A Separação (Jodaeiye Nader az Simin)!

> Simin (Leila Hatami) está se divorciando do marido Nader (Peyman Moaadi) pois ele não está disposto a sair do Irã com a esposa e a filha e deixar o pai já bastante idoso e com mal de Alzheimer para trás. Simin sai de casa e então Nader contrata Razieh (Sareh Bayat) para cuidar de seu pai enquanto ele trabalha. Durante um mal entendido um acidente acontece na casa de Nader e fará com que a família dele e de Razieh, que está grávida, se envolvam em um julgamento onde a religião, a moral e a falta de comunicação serão os verdadeiros cukpados.
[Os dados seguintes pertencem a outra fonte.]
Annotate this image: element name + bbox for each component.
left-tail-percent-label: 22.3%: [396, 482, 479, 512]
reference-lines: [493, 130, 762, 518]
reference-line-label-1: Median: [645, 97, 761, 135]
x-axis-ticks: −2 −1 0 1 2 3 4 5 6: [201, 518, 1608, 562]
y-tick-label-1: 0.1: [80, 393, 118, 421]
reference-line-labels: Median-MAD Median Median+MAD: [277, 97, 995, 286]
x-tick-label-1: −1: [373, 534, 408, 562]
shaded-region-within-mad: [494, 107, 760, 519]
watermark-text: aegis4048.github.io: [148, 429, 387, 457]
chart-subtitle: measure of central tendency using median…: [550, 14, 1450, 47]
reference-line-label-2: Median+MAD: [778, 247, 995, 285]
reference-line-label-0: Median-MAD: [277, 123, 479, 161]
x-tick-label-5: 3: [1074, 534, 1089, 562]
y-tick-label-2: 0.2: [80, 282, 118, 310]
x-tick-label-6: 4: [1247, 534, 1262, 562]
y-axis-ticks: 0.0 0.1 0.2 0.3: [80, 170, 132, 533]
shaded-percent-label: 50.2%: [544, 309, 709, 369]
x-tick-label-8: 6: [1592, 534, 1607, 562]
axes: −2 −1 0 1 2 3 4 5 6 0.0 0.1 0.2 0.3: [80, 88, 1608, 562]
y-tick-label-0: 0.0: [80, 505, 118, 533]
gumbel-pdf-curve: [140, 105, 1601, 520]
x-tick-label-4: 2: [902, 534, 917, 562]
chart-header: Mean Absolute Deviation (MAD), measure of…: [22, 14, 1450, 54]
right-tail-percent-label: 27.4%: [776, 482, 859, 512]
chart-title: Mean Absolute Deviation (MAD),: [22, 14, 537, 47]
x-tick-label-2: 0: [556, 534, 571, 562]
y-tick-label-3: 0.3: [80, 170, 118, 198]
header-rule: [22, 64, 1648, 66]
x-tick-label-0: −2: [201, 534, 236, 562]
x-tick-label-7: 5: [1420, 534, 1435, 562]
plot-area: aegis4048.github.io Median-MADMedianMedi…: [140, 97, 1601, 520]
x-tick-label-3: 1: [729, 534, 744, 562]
> O cinema iraniano que está sendo exportado nas duas últimas décadas trata sobre as problemáticas contemporâneas enfrentadas pela população do país e que quase sempre envolvem a religião – islamismo -, os direitos humanos e busca pela igualdade vinda de alguma classe oprimida. E essa proximidade com o real é que faz com que os filmes feitos no Irã ganhem cada vez mais o público ocidental, pois o Ocidente sempre teve e ainda tem muita curiosidade de como se comportam pessoas com culturas completamente diferentes em vista de problemas muitas vezes iguais. O realismo do cinema iraniano é diferente do realismo empregado pelo cinema brasileiro, enquanto lá eles buscam voltar seus enredos para dramas pessoais contextualizados nos problemas da nação, aqui vemos os problemas da nação de maneira generalizada descarregados em cima de um determinado grupo da sociedade. Tentando ser mais claro, enquanto o cinema iraniano tenta mostrar os conflitos de uma família conservadora na periferia do país tentando se moldar à sociedade e se basear no Islã simultaneamente, o cinema brasileiro prefere mostrar que a favela como um todo, ou os políticos como um todo, são sempre basicamente iguais e sofrem basicamente dos mesmos problemas.

> O diretor e roteirista Asghar Farhadi consegue um feito incrível aqui que é conseguir mostras as diferentes faces de um problemas sem induzir a opinião do espectador para algum dos lados. Em alguns momentos vai parecer que ele está se mostrando contra ou a favor de algum dos personagens, mas quanto mais se pensa mais se percebe que o filme está sendo imparcialmente perfeito. O elenco é bom, como de todos os filmes iranianos que são premiados. É um filme onde o drama está abrigado na complexidade do que parece ser simples, a tradição contra a necessidade e o acaso contra a oportunidade, para determinado ponto de vista.